Ein Zettel ohne Zeugen — Was ein Aggregator uns schuldig bleibt
Wir haben einen Zettel erhalten. Ein einziges Blatt, mit Links beklebt wie ein Kleid aus zweiter Hand. Die Quelle: ein Aggregator. Der Name: Naked Capitalism. Das Datum: der neunzehnte August dieses Jahres.
Bevor wir auch nur eine Zeile davon abdrucken, müssen wir uns eingestehen, was wir tatsächlich in Händen halten: keine Nachricht, sondern ein Inhaltsverzeichnis. Ein Inhaltsverzeichnis ist kein Zeugnis. Es ist ein Versprechen auf etwas, das anderswo liegt.
Das Erste, was eine alte Diplomatin in Genf lernt, ist dies: Wer liefert, sagt mehr als was geliefert wird. Wir wissen nicht, wer diesen Auszug zusammengestellt hat. Wir wissen nicht, in wessen Auftrag. Wir wissen nicht, ob die Auswahl zufällig entstand — ein algorithmischer Hunger, der um drei Uhr nachmittags seine Schüssel füllt — oder ob eine Hand dirigiert hat, die wir nicht sehen. Wir haben einen Brief ohne Unterschrift, und das ist, im Jahr 1937 wie im Jahr 2026, der älteste Trick des Handwerks.
Die Liste, die uns vorliegt, trägt Eigentümlichkeiten. Sie springt. Sie springt zwischen englischer Dorfarchitektur, der Frage nach der Moral des Fleischessens, einer angeblich natürlichen arktischen Wolkenfabrik, die in Klimamodellen fehle, und Lithium im Sahel. Sie behandelt die sudanesische Krise mit demselben Gewicht wie das smorgasbord im Zeitalter von Ozempic, den Besuch eines japanischen Ministers am Yasukuni-Schrein mit demselben Gewicht wie die Frage, ob Surfer das erwärmende Meer spüren. Das ist nicht Gleichgewicht. Das ist Beliebigkeit. Und Beliebigkeit ist, so lehrt die Geschichte, immer zugunsten des Mannes, der die nächste Seite bezahlt.

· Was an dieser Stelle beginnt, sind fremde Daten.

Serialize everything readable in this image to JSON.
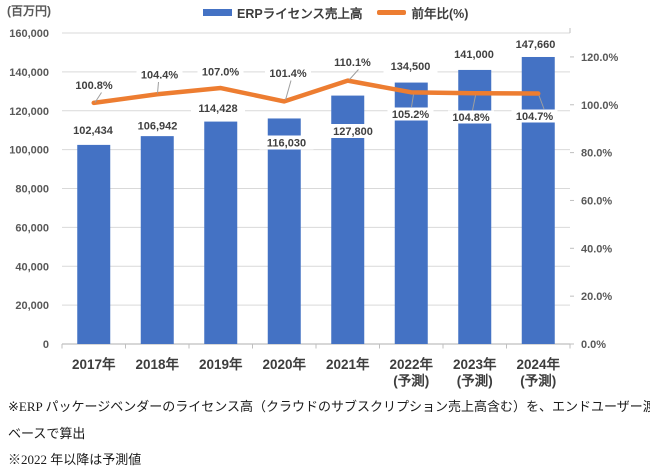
{
  "header": {
    "unit_label": "(百万円)"
  },
  "legend": {
    "items": [
      {
        "label": "ERPライセンス売上高",
        "marker": "bar",
        "color": "#4472C4"
      },
      {
        "label": "前年比(%)",
        "marker": "line",
        "color": "#ED7D31"
      }
    ]
  },
  "chart_data": {
    "type": "bar",
    "subtype": "combo-bar-line",
    "title": "",
    "categories": [
      "2017年",
      "2018年",
      "2019年",
      "2020年",
      "2021年",
      "2022年",
      "2023年",
      "2024年"
    ],
    "category_sublabels": [
      "",
      "",
      "",
      "",
      "",
      "(予測)",
      "(予測)",
      "(予測)"
    ],
    "series": [
      {
        "name": "ERPライセンス売上高",
        "type": "bar",
        "axis": "left",
        "color": "#4472C4",
        "values": [
          102434,
          106942,
          114428,
          116030,
          127800,
          134500,
          141000,
          147660
        ],
        "value_labels": [
          "102,434",
          "106,942",
          "114,428",
          "116,030",
          "127,800",
          "134,500",
          "141,000",
          "147,660"
        ]
      },
      {
        "name": "前年比(%)",
        "type": "line",
        "axis": "right",
        "color": "#ED7D31",
        "values": [
          100.8,
          104.4,
          107.0,
          101.4,
          110.1,
          105.2,
          104.8,
          104.7
        ],
        "value_labels": [
          "100.8%",
          "104.4%",
          "107.0%",
          "101.4%",
          "110.1%",
          "105.2%",
          "104.8%",
          "104.7%"
        ]
      }
    ],
    "left_axis": {
      "unit": "(百万円)",
      "min": 0,
      "max": 160000,
      "step": 20000,
      "tick_labels": [
        "0",
        "20,000",
        "40,000",
        "60,000",
        "80,000",
        "100,000",
        "120,000",
        "140,000",
        "160,000"
      ]
    },
    "right_axis": {
      "min": 0,
      "max": 130,
      "step": 20,
      "tick_labels": [
        "0.0%",
        "20.0%",
        "40.0%",
        "60.0%",
        "80.0%",
        "100.0%",
        "120.0%"
      ]
    },
    "legend_position": "top",
    "grid": "horizontal"
  },
  "colors": {
    "bar": "#4472C4",
    "line": "#ED7D31",
    "gridline": "#D9D9D9",
    "axis": "#BFBFBF",
    "tick_text": "#595959",
    "label_text": "#404040",
    "leader": "#9e9e9e"
  },
  "footnotes": [
    "※ERP パッケージベンダーのライセンス高（クラウドのサブスクリプション売上高含む）を、エンドユーザー渡し価格",
    "ベースで算出",
    "※2022 年以降は予測値"
  ]
}
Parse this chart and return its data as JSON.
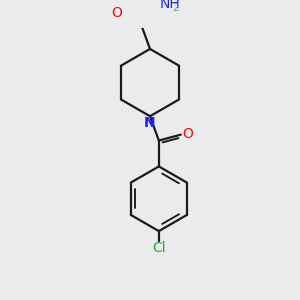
{
  "bg_color": "#ebebed",
  "bond_color": "#1a1a1a",
  "bond_width": 1.6,
  "atom_colors": {
    "O": "#ee1100",
    "N": "#2222ee",
    "Cl": "#22aa22",
    "H": "#5aaa9a"
  },
  "figsize": [
    3.0,
    3.0
  ],
  "dpi": 100
}
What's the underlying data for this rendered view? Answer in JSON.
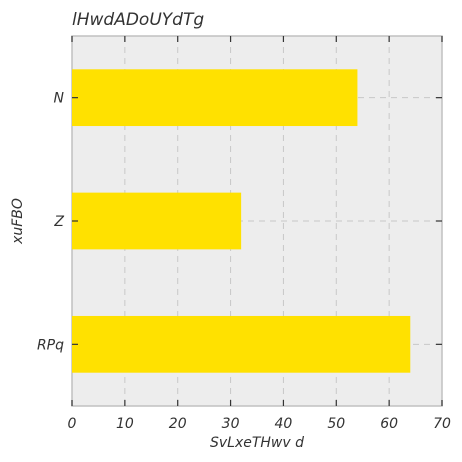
{
  "chart_data": {
    "type": "bar",
    "orientation": "horizontal",
    "title": "lHwdADoUYdTg",
    "xlabel": "SvLxeTHwv d",
    "ylabel": "xuFBO",
    "categories": [
      "RPq",
      "Z",
      "N"
    ],
    "values": [
      64,
      32,
      54
    ],
    "xlim": [
      0,
      70
    ],
    "xticks": [
      0,
      10,
      20,
      30,
      40,
      50,
      60,
      70
    ],
    "grid": true,
    "bar_color": "#ffe100",
    "background_color": "#ededed"
  }
}
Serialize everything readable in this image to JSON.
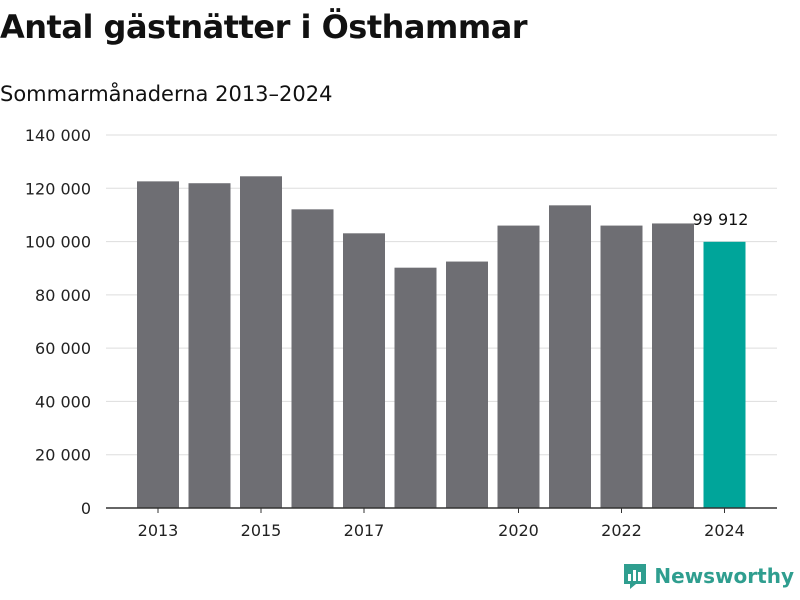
{
  "chart_data": {
    "type": "bar",
    "title": "Antal gästnätter i Östhammar",
    "subtitle": "Sommarmånaderna 2013–2024",
    "categories": [
      "2013",
      "2014",
      "2015",
      "2016",
      "2017",
      "2018",
      "2019",
      "2020",
      "2021",
      "2022",
      "2023",
      "2024"
    ],
    "values": [
      122600,
      121900,
      124500,
      112100,
      103100,
      90200,
      92500,
      106000,
      113600,
      106000,
      106800,
      99912
    ],
    "x_tick_labels": [
      "2013",
      "2015",
      "2017",
      "2020",
      "2022",
      "2024"
    ],
    "y_ticks": [
      0,
      20000,
      40000,
      60000,
      80000,
      100000,
      120000,
      140000
    ],
    "y_tick_labels": [
      "0",
      "20 000",
      "40 000",
      "60 000",
      "80 000",
      "100 000",
      "120 000",
      "140 000"
    ],
    "ylim": [
      0,
      140000
    ],
    "xlabel": "",
    "ylabel": "",
    "grid": true,
    "highlight_index": 11,
    "data_label": "99 912",
    "colors": {
      "bar": "#6e6e73",
      "highlight": "#00a59a",
      "grid": "#dddddd",
      "axis": "#333333"
    }
  },
  "brand": {
    "name": "Newsworthy",
    "color": "#2f9e8f"
  }
}
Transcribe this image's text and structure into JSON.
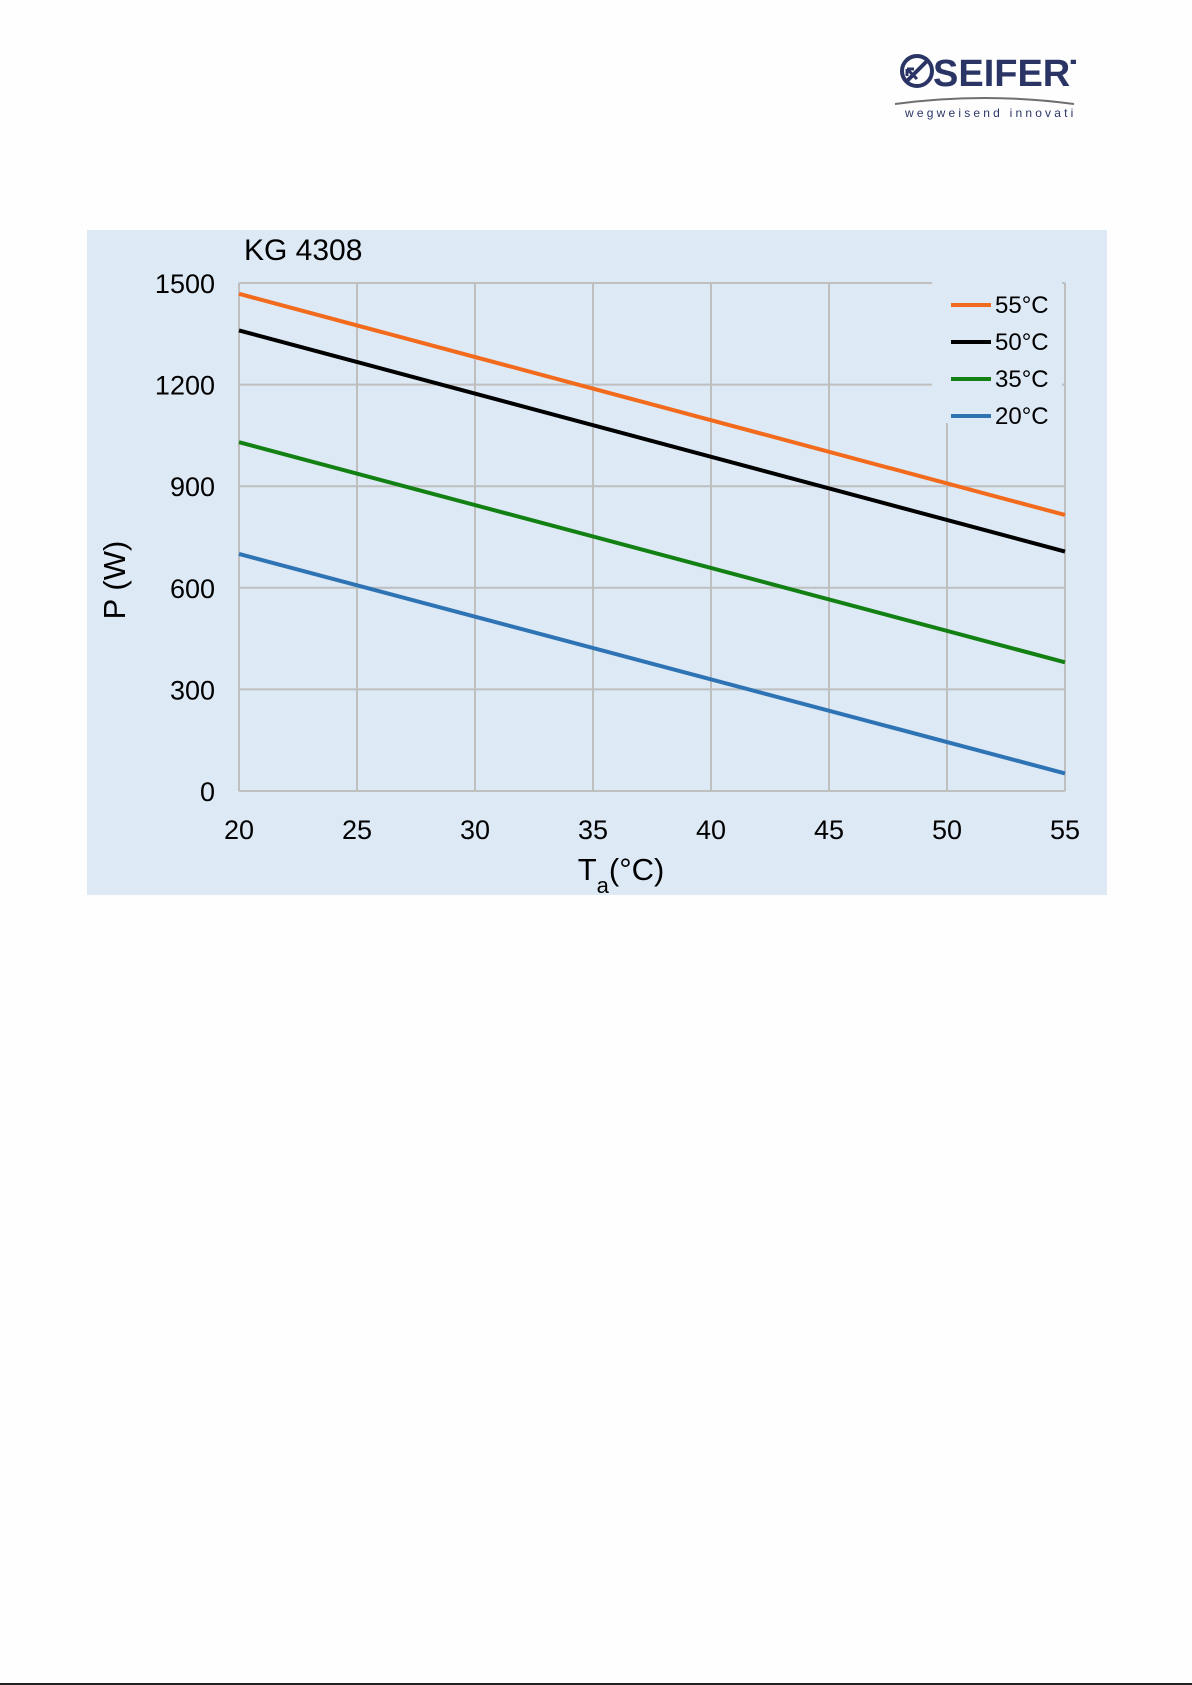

Nehmen wir ein einzelnes Beispiel heraus. Im äquatorialen Pazifik habe die Meerestemperatur kürzlich 9,96 Grad Celsius über dem Durchschnitt gelegen, größer als 1997. Das klingt nach Sensation. Es liest sich wie der Auftakt zu einer Schlagzeile, die wir alle gerne drucken würden. Aber wir haben einen Tweet. Wir haben einen Namen: Ben Noll. Wir haben ein Datum, den fünfzehnten August. Wir haben kein Papier, das die Messung dokumentiert, keine Methodik, keinen Vergleichspunkt aus erster Hand. Wir haben das, was in Genf ein „mündlicher Beitrag ohne Anlage" genannt wird — höflich, aber nicht bindend. Wer immer diesen Eintrag in die Liste hob, wusste das. Wir wissen es noch nicht.
Ähnliches gilt für die übrigen Punkte. Wo die Liste konkrete Zahlen nennt — vier aktive Waldbrände in Großbritannien, einen dreiviertel-Wertverlust der kyat, einen rekordverletenden Rückgang der chinesischen Bankkredite im Juli —, fehlt durchgehend die Quelle erster Hand. Wir sehen das Resultat, nicht den Weg dorthin.
Die Korroboration, die uns vorliegt, macht die Sache nicht besser, nur klarer. Drei weitere Aggregator-Listen vom ersten, vom achtzehnten und vom zwanzigsten August zeigen ein verwandtes Muster: Breite statt Tiefe, Aggregiertes statt Belegtes. Es ist das Wesen dieses Mediums, nicht das unsrige.
Was also können wir verantworten? Einstweilen: nichts. Die Quelle muss im Original überprüft werden. Jede einzelne Behauptung, jeder verlinkte Artikel, jede Messstation, jede zitierte Institution. Wir müssen wissen, wer hinter den Überschriften steht, die uns so bequem geliefert werden, und in welcher Absicht sie zusammengestellt wurden. Solange das nicht geklärt ist, schweigen wir.
In Genf habe ich Männern die Hand gereicht, die Verträge unterschrieben und sie am nächsten Morgen brachen. Ich habe gelernt, dass die Unterschrift unter einem schönen Dokument weniger zählt als die Person, die den Stift führt. Wenn wir heute vor einer Liste sitzen, die von einer nicht näher bezeichneten Instanz zusammengestellt wurde, dann tun wir gut daran, uns an diese Lektion zu erinnern.
Terminal Tribune — Erstausgabe. Wir beginnen mit einer Nicht-Nachricht, und das ist, so hoffe ich, das Schwierigste, was Sie je von uns gelesen haben.